Letting the world know ‘what works’

Randomised control trials pioneered by this year’s Economics Nobel winners have helped crack complex problems

November 10, 2019 12:44 am | Updated 12:44 am IST

New vistas Esther Duflo and Abhijit Banerjee during a press conference at MIT.

New vistas Esther Duflo and Abhijit Banerjee during a press conference at MIT.

When names of the winners of the Economics Nobel were announced, the Pratham office where I work came to a halt. Surprise soon gave way to jubilation, and within the hour, celebrations spread like wildfire. It was strange, almost surreal.

It shouldn’t have been such a huge surprise, though. Abhijit Banerjee, Esther Duflo and Michael Kremer have been doing incredible work for the past two decades, transforming the field of development economics.

Through their work with randomised control trials (RCTs), they have pioneered a method to find answers to some of the world’s most complex problems. And they have done so while creating an entire network of professors and researchers who can be a part of this movement.

At Pratham, I have had the opportunity to have a ringside view of the impact of their work. Abhijit and Esther have been working with the non-governmental organisation for long (I was in primary school when the first trial was launched), and over the years, have become supporters, advisers and friends of our organisation.

As our work in improving basic reading and arithmetic for primary grades (referred to as Teaching at the Right Level, or TaRL) has evolved, the various RCTs have provided strong evidence of the effectiveness of our approach, while also helping us identify key drivers of impact.
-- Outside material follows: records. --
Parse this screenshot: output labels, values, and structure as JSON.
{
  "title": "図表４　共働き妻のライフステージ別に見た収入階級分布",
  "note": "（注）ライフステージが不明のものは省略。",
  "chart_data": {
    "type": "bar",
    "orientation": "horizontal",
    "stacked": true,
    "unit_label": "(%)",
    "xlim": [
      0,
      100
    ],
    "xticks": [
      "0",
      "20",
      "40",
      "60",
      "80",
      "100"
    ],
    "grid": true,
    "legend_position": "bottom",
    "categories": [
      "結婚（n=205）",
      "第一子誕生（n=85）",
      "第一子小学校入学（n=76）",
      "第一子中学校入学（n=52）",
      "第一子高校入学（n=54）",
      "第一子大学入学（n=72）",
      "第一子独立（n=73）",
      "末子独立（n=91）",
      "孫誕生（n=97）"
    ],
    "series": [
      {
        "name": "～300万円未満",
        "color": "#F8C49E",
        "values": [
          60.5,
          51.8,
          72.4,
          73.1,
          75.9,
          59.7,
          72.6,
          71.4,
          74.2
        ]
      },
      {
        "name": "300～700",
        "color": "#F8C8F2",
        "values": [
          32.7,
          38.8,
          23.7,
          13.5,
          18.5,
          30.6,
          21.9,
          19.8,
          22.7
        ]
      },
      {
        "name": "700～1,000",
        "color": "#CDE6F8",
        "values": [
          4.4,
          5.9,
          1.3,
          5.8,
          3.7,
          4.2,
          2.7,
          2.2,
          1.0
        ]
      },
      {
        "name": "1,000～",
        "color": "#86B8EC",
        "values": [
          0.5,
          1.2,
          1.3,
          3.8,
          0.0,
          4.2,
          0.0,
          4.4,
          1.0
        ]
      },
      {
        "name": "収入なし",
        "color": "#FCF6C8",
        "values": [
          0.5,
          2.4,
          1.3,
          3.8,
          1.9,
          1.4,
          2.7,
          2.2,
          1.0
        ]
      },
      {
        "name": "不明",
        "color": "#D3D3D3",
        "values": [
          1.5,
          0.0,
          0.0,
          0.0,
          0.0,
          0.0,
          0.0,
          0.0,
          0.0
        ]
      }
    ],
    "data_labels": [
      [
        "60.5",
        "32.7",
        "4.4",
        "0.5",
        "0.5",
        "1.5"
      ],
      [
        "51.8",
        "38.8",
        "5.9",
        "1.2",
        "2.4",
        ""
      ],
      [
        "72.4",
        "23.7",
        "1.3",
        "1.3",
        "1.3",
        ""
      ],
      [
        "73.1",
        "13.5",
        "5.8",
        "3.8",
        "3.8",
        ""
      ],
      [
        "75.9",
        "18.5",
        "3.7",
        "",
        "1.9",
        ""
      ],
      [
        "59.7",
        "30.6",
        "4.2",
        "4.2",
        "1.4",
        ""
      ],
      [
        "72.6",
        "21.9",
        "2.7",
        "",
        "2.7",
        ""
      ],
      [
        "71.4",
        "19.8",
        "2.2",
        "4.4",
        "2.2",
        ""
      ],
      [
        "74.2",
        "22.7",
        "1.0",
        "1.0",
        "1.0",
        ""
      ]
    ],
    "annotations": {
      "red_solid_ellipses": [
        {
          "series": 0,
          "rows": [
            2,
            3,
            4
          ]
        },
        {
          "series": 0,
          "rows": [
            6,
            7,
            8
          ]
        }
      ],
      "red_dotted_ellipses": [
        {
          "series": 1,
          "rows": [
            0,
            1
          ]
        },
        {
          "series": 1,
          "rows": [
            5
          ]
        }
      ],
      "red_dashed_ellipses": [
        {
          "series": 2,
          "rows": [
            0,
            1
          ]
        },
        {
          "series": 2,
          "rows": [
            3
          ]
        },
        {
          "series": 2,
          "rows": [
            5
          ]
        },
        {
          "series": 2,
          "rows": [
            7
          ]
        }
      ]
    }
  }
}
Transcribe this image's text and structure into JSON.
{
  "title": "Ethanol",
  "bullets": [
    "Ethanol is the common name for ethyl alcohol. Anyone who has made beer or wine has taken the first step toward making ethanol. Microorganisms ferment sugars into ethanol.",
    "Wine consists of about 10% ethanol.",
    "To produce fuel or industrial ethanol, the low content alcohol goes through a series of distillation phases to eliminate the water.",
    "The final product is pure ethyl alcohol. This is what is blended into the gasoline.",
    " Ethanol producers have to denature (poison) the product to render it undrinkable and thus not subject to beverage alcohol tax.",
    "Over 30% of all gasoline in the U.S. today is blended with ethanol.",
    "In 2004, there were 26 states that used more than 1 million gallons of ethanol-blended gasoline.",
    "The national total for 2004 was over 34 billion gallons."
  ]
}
Through the evaluations, we have been able to spotlight the importance of identifying where children are and providing them appropriate instruction to “catch-up”. We have been able to confirm that distributing material alone is not enough, and that short bursts of instructional activities can create a considerable impact. And we have been able to prove that immense change can be made possible, by not just qualified teachers in schools but also volunteers in communities.

Mantra of change

The body of evidence created over the past few years has paved the way for change. Today, governments and organisations (not just across India but also in countries in Africa) have started adapting our approach. The reliable evidence generated by the RCTs has helped convince “others” of what is possible and has now led to programmes to improve outcomes for millions of children across the world.

In addition to becoming a fulcrum in this movement for helping improve learning outcomes, the RCTs have helped us constantly think better and more intelligently. As I write this piece, I am returning from visiting two trials under way.
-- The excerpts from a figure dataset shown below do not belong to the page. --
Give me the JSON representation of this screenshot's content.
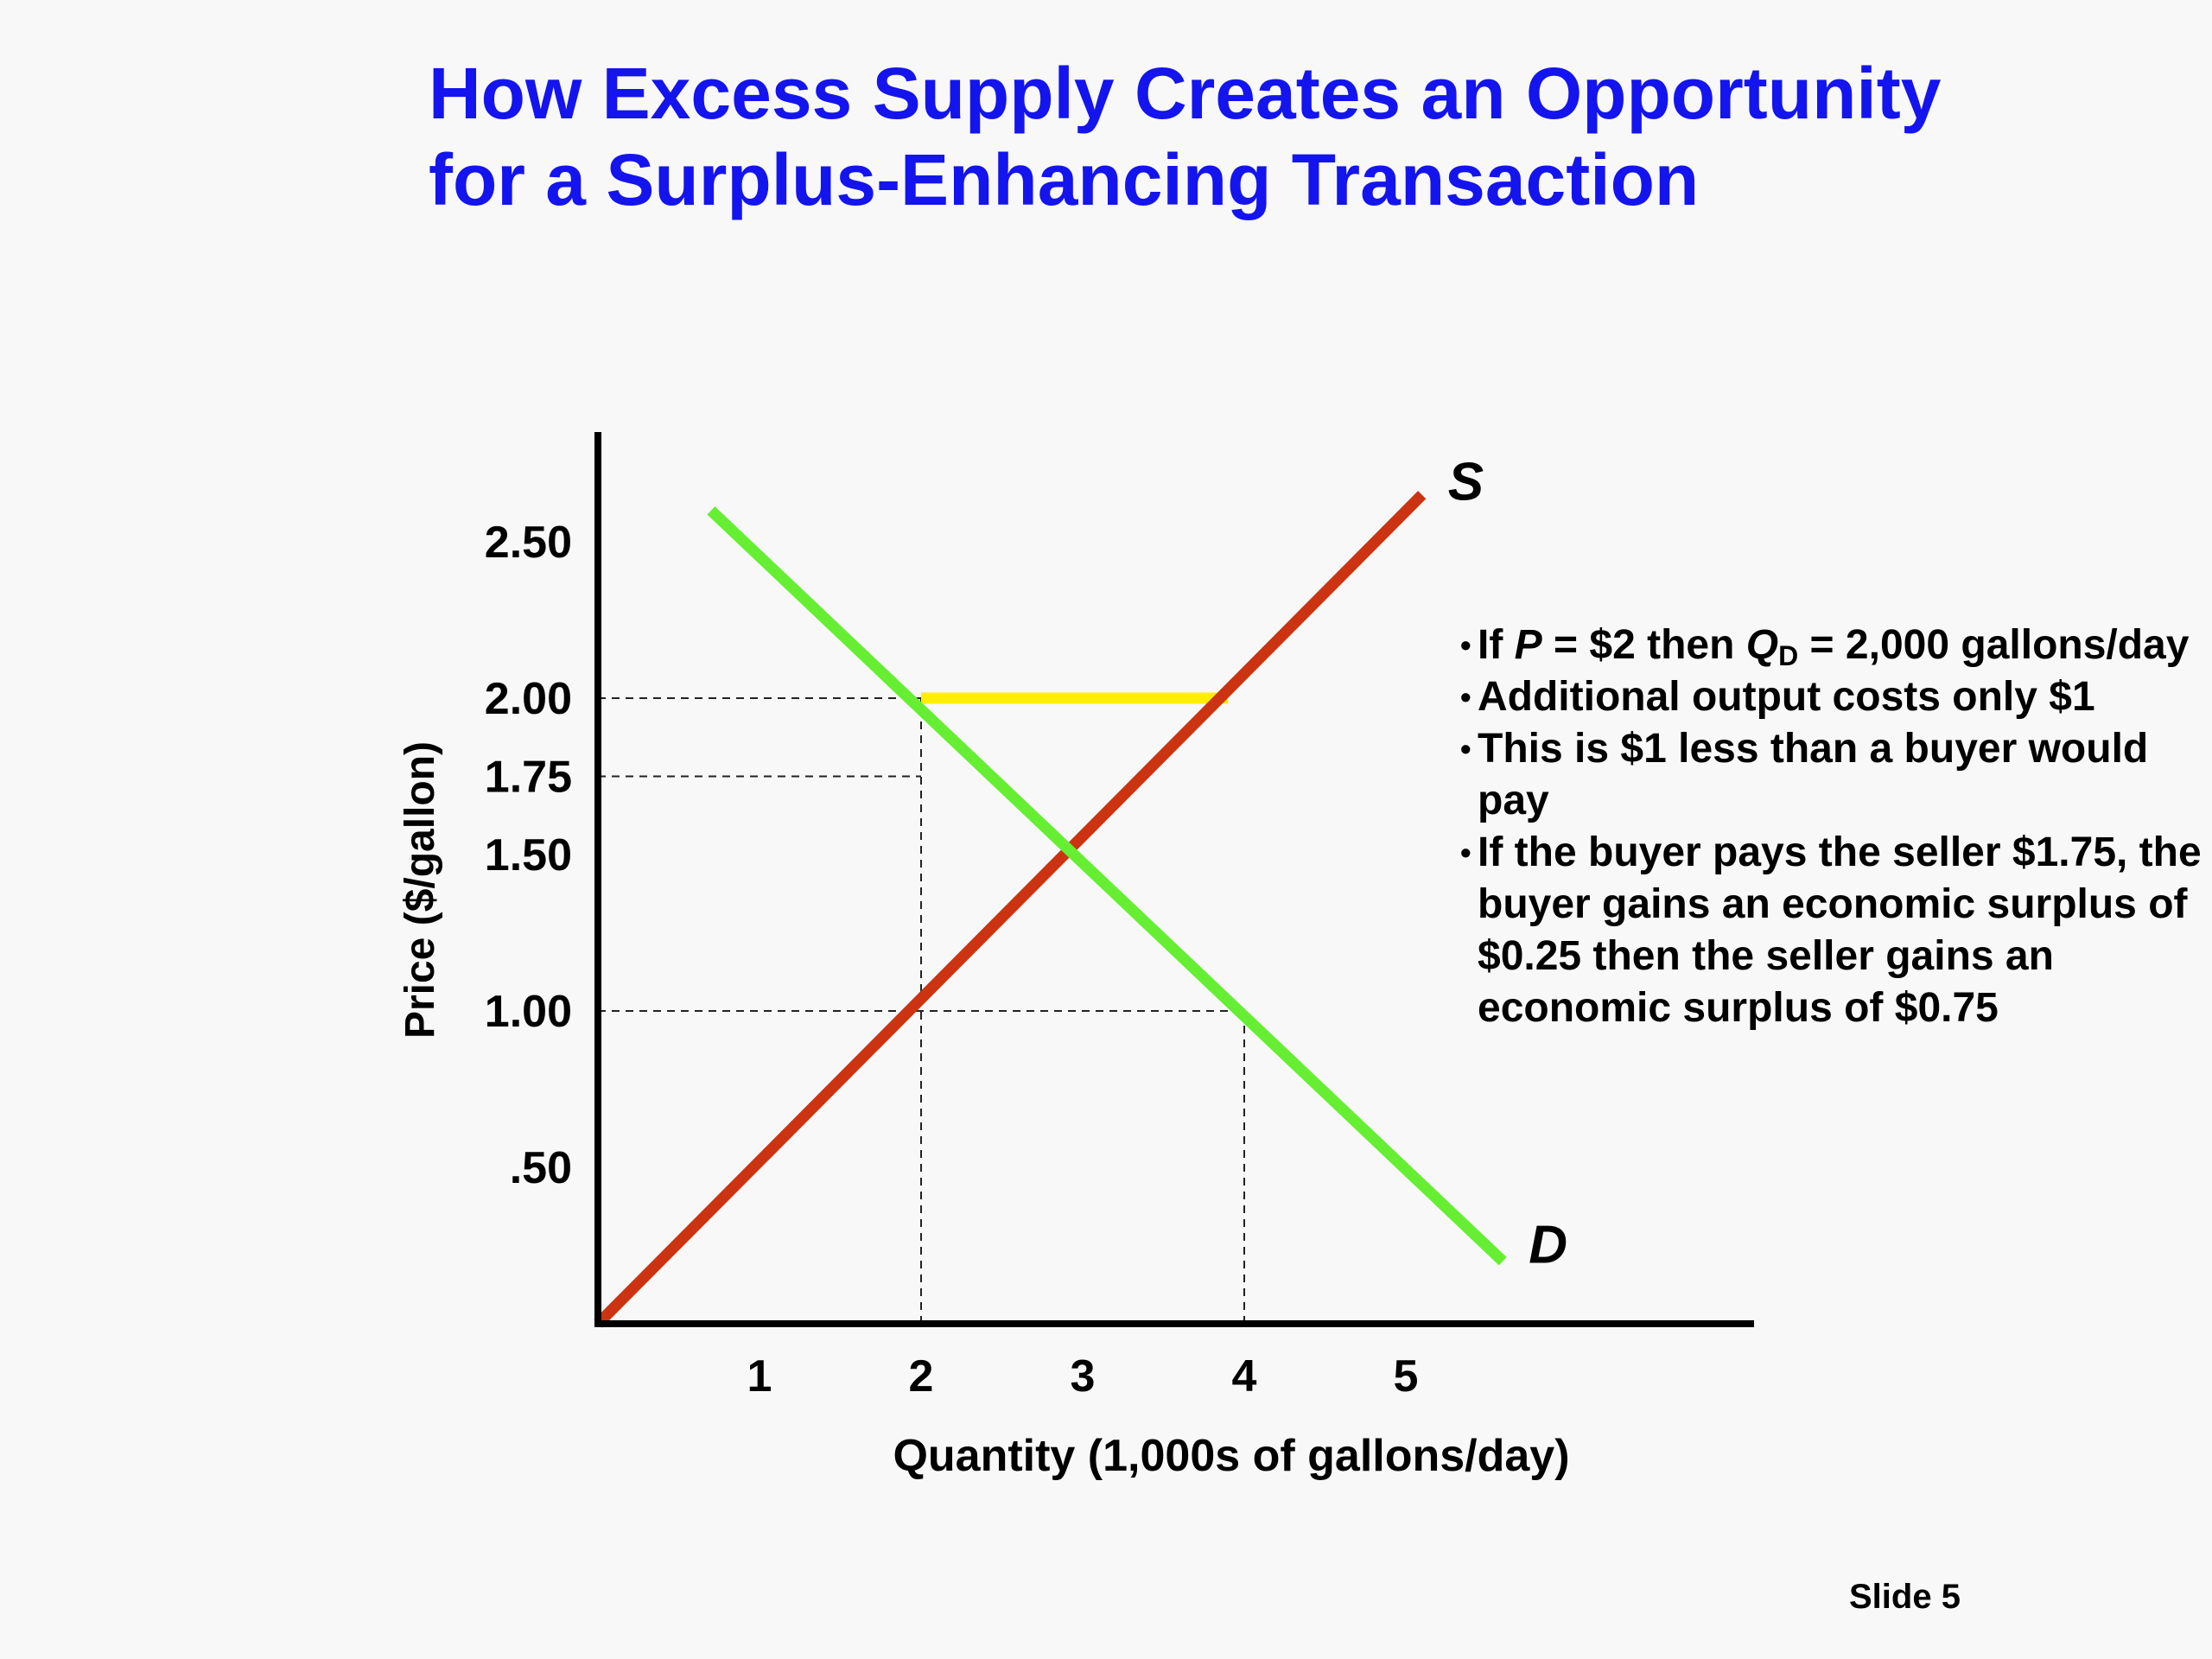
{
  "slide": {
    "title_line1": "How Excess Supply Creates an Opportunity",
    "title_line2": "for a Surplus-Enhancing Transaction",
    "slide_number": "Slide 5"
  },
  "notes": {
    "item1_prefix": "If ",
    "item1_p": "P",
    "item1_mid": " =  $2 then ",
    "item1_q": "Q",
    "item1_sub": "D",
    "item1_suffix": " = 2,000 gallons/day",
    "item2": "Additional output costs only $1",
    "item3": "This is $1 less than a buyer would pay",
    "item4": "If the buyer pays the seller $1.75, the buyer gains an economic surplus of $0.25 then the seller gains an economic surplus of $0.75"
  },
  "chart_data": {
    "type": "line",
    "xlabel": "Quantity (1,000s of gallons/day)",
    "ylabel": "Price ($/gallon)",
    "x_ticks": [
      {
        "value": 1,
        "label": "1"
      },
      {
        "value": 2,
        "label": "2"
      },
      {
        "value": 3,
        "label": "3"
      },
      {
        "value": 4,
        "label": "4"
      },
      {
        "value": 5,
        "label": "5"
      }
    ],
    "y_ticks": [
      {
        "value": 0.5,
        "label": ".50"
      },
      {
        "value": 1.0,
        "label": "1.00"
      },
      {
        "value": 1.5,
        "label": "1.50"
      },
      {
        "value": 1.75,
        "label": "1.75"
      },
      {
        "value": 2.0,
        "label": "2.00"
      },
      {
        "value": 2.5,
        "label": "2.50"
      }
    ],
    "xlim": [
      0,
      7.2
    ],
    "ylim": [
      0,
      2.8
    ],
    "series": [
      {
        "name": "S",
        "color": "#cc3311",
        "points": [
          [
            0,
            0
          ],
          [
            5.1,
            2.65
          ]
        ]
      },
      {
        "name": "D",
        "color": "#66ee33",
        "points": [
          [
            0.7,
            2.6
          ],
          [
            5.6,
            0.2
          ]
        ]
      }
    ],
    "guides": [
      {
        "from": [
          0,
          2.0
        ],
        "to": [
          2,
          2.0
        ]
      },
      {
        "from": [
          0,
          1.75
        ],
        "to": [
          2,
          1.75
        ]
      },
      {
        "from": [
          0,
          1.0
        ],
        "to": [
          4,
          1.0
        ]
      },
      {
        "from": [
          2,
          0
        ],
        "to": [
          2,
          2.0
        ]
      },
      {
        "from": [
          4,
          0
        ],
        "to": [
          4,
          1.0
        ]
      }
    ],
    "highlight": {
      "color": "#ffee00",
      "from": [
        2,
        2.0
      ],
      "to": [
        3.9,
        2.0
      ]
    }
  }
}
In one of them, we are trying to figure out what will make communities take ownership of their children’s learning. In the other, we are trying to understand the effectiveness of an approach for younger children and help them take the “leap forward”.
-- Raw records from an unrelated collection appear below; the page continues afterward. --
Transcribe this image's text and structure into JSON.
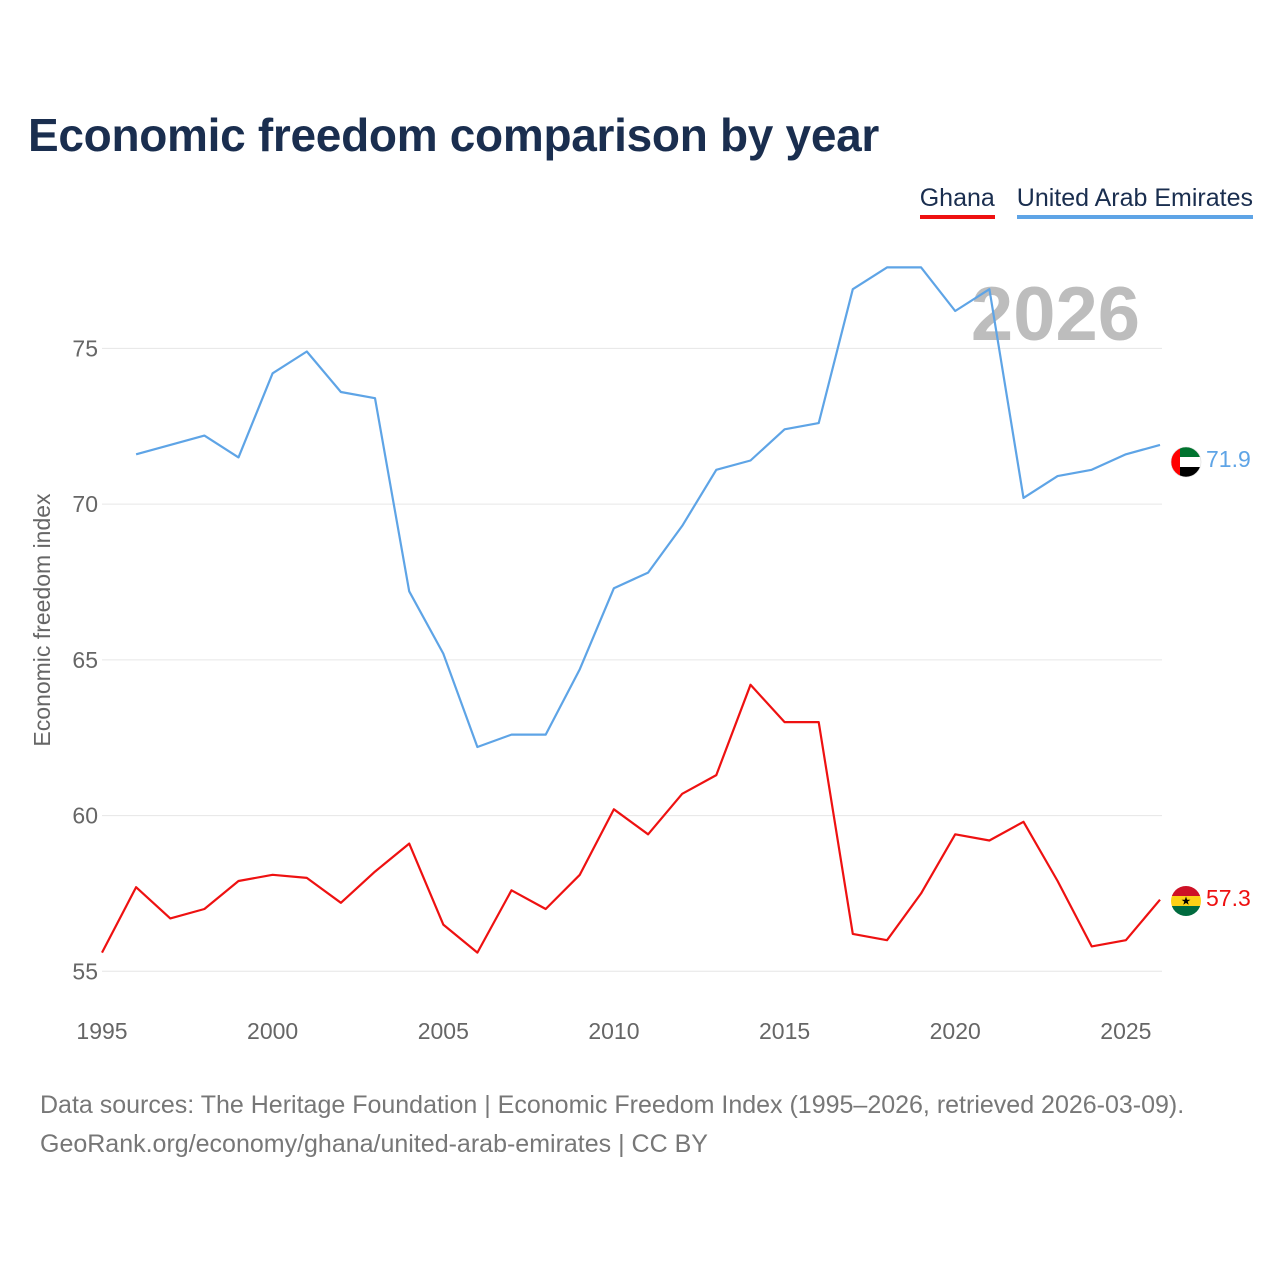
{
  "chart_data": {
    "type": "line",
    "title": "Economic freedom comparison by year",
    "xlabel": "",
    "ylabel": "Economic freedom index",
    "xlim": [
      1995,
      2026
    ],
    "ylim": [
      54.4,
      78.8
    ],
    "x_ticks": [
      1995,
      2000,
      2005,
      2010,
      2015,
      2020,
      2025
    ],
    "y_ticks": [
      55,
      60,
      65,
      70,
      75
    ],
    "grid": true,
    "legend_position": "top-right",
    "year_annotation": "2026",
    "series": [
      {
        "name": "Ghana",
        "color": "#ee1111",
        "end_label": "57.3",
        "x": [
          1995,
          1996,
          1997,
          1998,
          1999,
          2000,
          2001,
          2002,
          2003,
          2004,
          2005,
          2006,
          2007,
          2008,
          2009,
          2010,
          2011,
          2012,
          2013,
          2014,
          2015,
          2016,
          2017,
          2018,
          2019,
          2020,
          2021,
          2022,
          2023,
          2024,
          2025,
          2026
        ],
        "values": [
          55.6,
          57.7,
          56.7,
          57.0,
          57.9,
          58.1,
          58.0,
          57.2,
          58.2,
          59.1,
          56.5,
          55.6,
          57.6,
          57.0,
          58.1,
          60.2,
          59.4,
          60.7,
          61.3,
          64.2,
          63.0,
          63.0,
          56.2,
          56.0,
          57.5,
          59.4,
          59.2,
          59.8,
          57.9,
          55.8,
          56.0,
          57.3
        ]
      },
      {
        "name": "United Arab Emirates",
        "color": "#5ea4e6",
        "end_label": "71.9",
        "x": [
          1996,
          1997,
          1998,
          1999,
          2000,
          2001,
          2002,
          2003,
          2004,
          2005,
          2006,
          2007,
          2008,
          2009,
          2010,
          2011,
          2012,
          2013,
          2014,
          2015,
          2016,
          2017,
          2018,
          2019,
          2020,
          2021,
          2022,
          2023,
          2024,
          2025,
          2026
        ],
        "values": [
          71.6,
          71.9,
          72.2,
          71.5,
          74.2,
          74.9,
          73.6,
          73.4,
          67.2,
          65.2,
          62.2,
          62.6,
          62.6,
          64.7,
          67.3,
          67.8,
          69.3,
          71.1,
          71.4,
          72.4,
          72.6,
          76.9,
          77.6,
          77.6,
          76.2,
          76.9,
          70.2,
          70.9,
          71.1,
          71.6,
          71.9
        ]
      }
    ]
  },
  "footer": {
    "line1": "Data sources: The Heritage Foundation | Economic Freedom Index (1995–2026, retrieved 2026-03-09).",
    "line2": "GeoRank.org/economy/ghana/united-arab-emirates | CC BY"
  }
}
The two trials focus on different age groups. They are being implemented in different geographies by separate teams. They also have separate (and distinct) research objectives and researchers (none of whom are from the Abdul Latif Jameel Poverty Action Lab, whose founders include Professors Banerjee and Duflo). But they are both united by the fact that as Pratham enters the 25th year of its existence, they continue to help us understand “what works”. Help us figure out what the next step should be as we move forward in our mission for helping ensure that “every child is learning well”.